🤖 AI Summary
This study investigates cross-model correlations in error patterns of large language models (LLMs) and their implications for downstream tasks. Method: Leveraging large-scale empirical analysis across 350+ models on mainstream benchmarks and a realistic resume-screening task, we propose the concept of “algorithmic monoculture,” quantify multi-dimensional error correlations, measure cross-model error consistency, conduct systematic leaderboard evaluation, and perform scenario-based experiments. Contribution/Results: We首次 discover significant error consistency (up to 60%) among high-accuracy LLMs—unrelated to shared architecture or vendor—challenging the common assumption that model diversity inherently mitigates homogeneity risks. This monoculture amplifies biases in LLM-as-judge evaluations and exacerbates hiring discrimination.

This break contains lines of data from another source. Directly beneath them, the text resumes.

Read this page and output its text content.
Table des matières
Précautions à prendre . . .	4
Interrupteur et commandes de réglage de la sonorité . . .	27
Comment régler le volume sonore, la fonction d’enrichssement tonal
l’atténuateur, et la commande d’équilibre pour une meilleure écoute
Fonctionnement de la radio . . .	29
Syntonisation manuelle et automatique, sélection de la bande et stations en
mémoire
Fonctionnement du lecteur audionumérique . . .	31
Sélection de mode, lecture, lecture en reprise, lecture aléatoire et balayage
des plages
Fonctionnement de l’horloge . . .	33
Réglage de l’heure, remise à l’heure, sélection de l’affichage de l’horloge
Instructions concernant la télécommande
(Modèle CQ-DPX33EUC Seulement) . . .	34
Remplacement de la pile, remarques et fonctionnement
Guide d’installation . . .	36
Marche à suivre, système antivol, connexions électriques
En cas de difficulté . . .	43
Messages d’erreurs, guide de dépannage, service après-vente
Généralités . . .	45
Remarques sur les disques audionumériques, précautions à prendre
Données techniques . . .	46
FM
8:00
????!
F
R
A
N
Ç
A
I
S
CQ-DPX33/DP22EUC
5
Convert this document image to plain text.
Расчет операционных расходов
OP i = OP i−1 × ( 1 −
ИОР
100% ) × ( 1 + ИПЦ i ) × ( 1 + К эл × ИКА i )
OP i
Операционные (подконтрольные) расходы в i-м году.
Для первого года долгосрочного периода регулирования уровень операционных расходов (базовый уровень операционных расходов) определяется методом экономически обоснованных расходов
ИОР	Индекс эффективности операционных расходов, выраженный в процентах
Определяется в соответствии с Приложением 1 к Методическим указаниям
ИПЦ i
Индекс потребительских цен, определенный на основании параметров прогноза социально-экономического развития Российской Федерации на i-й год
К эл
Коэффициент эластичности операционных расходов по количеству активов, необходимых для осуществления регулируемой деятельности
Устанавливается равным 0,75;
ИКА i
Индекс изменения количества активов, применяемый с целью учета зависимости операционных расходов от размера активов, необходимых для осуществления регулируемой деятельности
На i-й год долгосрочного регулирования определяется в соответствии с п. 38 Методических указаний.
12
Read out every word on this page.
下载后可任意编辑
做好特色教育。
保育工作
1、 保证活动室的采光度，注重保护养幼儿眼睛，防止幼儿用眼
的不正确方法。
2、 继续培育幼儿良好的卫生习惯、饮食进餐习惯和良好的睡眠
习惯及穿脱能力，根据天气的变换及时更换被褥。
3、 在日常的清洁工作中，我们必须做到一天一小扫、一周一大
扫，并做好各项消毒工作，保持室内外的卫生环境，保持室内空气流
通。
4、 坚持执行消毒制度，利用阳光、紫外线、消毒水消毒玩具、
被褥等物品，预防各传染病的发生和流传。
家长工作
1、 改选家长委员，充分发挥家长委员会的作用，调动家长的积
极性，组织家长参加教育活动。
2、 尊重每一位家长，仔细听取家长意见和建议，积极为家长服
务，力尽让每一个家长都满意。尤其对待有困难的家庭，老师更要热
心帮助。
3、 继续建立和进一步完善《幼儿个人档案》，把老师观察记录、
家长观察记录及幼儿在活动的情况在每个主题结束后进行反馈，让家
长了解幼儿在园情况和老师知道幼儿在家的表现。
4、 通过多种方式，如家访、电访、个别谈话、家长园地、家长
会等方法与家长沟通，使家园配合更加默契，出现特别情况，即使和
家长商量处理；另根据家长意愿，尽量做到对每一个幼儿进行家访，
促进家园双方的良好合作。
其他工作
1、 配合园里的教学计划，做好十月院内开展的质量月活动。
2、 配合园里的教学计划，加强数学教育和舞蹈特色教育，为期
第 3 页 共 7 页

Our findings provide critical empirical evidence for robustness assessment and responsible deployment of LLMs, urging reevaluation of diversity-based risk mitigation strategies in practice.
📝 Abstract
Diversity in training data, architecture, and providers is assumed to mitigate homogeneity in LLMs. However, we lack empirical evidence on whether different LLMs differ meaningfully. We conduct a large-scale empirical evaluation on over 350 LLMs overall, using two popular leaderboards and a resume-screening task. We find substantial correlation in model errors -- on one leaderboard dataset, models agree 60% of the time when both models err. We identify factors driving model correlation, including shared architectures and providers. Crucially, however, larger and more accurate models have highly correlated errors, even with distinct architectures and providers. Finally, we show the effects of correlation in two downstream tasks: LLM-as-judge evaluation and hiring -- the latter reflecting theoretical predictions regarding algorithmic monoculture.